UPDATED Los Angeles Mayor Antonio Villaraigosa plans to unveil a proposal this afternoon to meet 10 percent of the city’s energy needs with solar power by 2020. The announcement will be made at Solar Integrated Technologies, an LA-based company contracted last month to supply thin-film solar panels for a 1.1 megawatt project by Oregon utility Portland General Electric.
Los Angeles Department of Water and Power spokesperson Carol Tucker told us this morning that most of today’s proposal “is in the planning stages,” and Jared Irmas at the mayor’s office said it would involve private partners, including Solar Integrated Technologies.
What we do know is that implementation of the new project will fall to the Department of Water and Power, which earlier this year launched a $270 million solar program meant to help create up to 400 union jobs in three years and reduce greenhouse gas emissions — not a small task for a city that, according to a report from the mayor’s office released last year, contributes as much carbon dioxide emissions as all of Sweden (about one-fifth of a percent of global emissions). Update below the fold.
Update: The mayor’s office has revealed that the planned 1.3 gigawatt project is to be a network of solar power systems owned by the city, residents and private companies. The proposal includes new incentives and low-interest loans for residential and commercial installations, as well as a push for large-scale solar projects outside of the Los Angeles basin (in the Mojave Desert, for example) with purchase agreements — but not necessarily funding — from the LA utility. After about eight years, the Department of Water and Power would have the option to buy these plants.
A new feed-in tariff — one of the incentives that UK Environment Agency head Chris Smith highlighted in his recent call for a green New Deal — would allow solar energy providers to sell power directly to the utility, reaping tax incentives valued at up to 60 percent of installation costs.

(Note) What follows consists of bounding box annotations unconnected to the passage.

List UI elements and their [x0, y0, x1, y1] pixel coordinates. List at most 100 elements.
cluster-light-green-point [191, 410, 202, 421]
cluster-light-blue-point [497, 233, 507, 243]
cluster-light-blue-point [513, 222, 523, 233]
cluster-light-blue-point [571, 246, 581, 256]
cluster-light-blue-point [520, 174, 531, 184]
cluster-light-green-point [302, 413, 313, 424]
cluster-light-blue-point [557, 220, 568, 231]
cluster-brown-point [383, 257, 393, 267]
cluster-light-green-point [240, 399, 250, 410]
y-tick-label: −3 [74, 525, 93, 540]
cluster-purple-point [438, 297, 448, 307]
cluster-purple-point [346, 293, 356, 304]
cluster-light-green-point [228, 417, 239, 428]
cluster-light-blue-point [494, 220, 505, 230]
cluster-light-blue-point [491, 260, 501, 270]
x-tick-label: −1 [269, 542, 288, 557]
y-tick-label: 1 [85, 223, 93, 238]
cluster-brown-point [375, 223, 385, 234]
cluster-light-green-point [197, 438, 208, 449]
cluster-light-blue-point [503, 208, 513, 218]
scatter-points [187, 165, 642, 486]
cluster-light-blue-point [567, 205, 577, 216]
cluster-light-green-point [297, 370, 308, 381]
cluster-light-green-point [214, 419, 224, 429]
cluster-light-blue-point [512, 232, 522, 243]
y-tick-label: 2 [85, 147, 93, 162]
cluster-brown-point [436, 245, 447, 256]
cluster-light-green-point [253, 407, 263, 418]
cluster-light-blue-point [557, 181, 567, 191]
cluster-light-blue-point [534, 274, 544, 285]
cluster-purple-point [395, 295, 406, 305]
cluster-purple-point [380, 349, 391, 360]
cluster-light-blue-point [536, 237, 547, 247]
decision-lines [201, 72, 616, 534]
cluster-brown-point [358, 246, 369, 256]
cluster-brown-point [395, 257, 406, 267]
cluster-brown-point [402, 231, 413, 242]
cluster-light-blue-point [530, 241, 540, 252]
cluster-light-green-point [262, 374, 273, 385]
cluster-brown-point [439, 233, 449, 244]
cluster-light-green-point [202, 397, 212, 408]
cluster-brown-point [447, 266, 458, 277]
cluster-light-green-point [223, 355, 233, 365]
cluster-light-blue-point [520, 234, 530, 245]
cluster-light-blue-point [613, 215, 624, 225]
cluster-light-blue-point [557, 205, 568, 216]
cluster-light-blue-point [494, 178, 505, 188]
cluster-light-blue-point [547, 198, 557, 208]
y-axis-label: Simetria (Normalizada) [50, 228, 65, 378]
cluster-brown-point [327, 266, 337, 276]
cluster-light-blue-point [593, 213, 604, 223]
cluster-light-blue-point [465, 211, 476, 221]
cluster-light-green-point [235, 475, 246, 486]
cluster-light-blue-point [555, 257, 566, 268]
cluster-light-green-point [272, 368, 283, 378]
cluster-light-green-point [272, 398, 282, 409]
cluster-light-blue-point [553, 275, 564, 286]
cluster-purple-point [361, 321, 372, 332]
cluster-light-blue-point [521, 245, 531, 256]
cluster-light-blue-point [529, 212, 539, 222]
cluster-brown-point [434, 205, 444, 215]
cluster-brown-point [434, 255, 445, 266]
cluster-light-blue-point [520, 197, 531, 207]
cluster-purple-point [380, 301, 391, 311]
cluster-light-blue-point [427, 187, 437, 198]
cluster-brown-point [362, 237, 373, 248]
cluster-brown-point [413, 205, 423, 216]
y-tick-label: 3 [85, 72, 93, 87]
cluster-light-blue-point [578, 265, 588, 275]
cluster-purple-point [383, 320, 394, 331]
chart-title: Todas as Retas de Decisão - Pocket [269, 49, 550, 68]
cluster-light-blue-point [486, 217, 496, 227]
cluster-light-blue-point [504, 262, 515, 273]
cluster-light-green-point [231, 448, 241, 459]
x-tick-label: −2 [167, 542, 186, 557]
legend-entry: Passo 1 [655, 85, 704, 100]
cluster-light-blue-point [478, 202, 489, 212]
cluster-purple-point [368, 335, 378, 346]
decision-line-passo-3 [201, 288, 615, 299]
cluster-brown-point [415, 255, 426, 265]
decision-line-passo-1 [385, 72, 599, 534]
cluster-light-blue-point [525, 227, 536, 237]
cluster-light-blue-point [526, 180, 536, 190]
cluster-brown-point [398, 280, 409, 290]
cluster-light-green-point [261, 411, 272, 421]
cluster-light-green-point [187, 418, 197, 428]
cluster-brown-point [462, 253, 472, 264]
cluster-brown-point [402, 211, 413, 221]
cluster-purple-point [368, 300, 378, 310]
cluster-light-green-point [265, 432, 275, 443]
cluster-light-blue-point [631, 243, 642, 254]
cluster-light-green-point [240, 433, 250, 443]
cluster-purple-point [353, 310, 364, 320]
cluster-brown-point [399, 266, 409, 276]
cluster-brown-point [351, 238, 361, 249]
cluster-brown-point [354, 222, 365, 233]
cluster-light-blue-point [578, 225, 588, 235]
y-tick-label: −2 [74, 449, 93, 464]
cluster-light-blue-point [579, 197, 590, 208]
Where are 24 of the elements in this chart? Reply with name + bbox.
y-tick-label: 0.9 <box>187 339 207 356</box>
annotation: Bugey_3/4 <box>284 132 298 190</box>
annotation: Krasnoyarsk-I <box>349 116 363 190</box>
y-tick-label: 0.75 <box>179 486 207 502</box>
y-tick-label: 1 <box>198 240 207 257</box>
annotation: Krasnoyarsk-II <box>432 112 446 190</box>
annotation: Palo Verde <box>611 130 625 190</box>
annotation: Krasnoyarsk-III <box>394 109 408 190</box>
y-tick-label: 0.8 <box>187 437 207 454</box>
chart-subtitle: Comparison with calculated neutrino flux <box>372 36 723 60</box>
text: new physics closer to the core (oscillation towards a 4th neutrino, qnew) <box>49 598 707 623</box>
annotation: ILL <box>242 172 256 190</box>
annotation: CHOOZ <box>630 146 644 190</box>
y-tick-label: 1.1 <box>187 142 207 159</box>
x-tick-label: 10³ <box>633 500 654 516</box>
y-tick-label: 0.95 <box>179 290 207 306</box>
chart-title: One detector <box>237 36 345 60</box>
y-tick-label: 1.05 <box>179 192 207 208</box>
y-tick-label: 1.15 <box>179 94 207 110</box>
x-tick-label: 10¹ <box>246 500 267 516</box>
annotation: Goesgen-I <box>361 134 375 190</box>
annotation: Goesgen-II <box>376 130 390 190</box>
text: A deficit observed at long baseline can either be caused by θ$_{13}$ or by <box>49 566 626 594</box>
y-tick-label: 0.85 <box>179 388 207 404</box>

Part of Villaraigosa’s goal is to have a reliable source of energy during hours when demand for electricity peaks and LA’s power grid (now fueled primarily with coal) becomes strained. According to the Department of Water and Power, 8 percent of the city’s supply now comes from renewable sources, including solar, wind, and geothermal, up from only 3 percent in 2005.
The other part, of course, is spurring job growth at a time when California’s unemployment rate has jumped to 8.2 percent, its highest in 14 years and worse than all U.S. states except for Rhode Island and Michigan. Southern California has been especially hard hit, the LA Times reports, with Los Angeles County’s unemployment hitting 8.4 percent last month.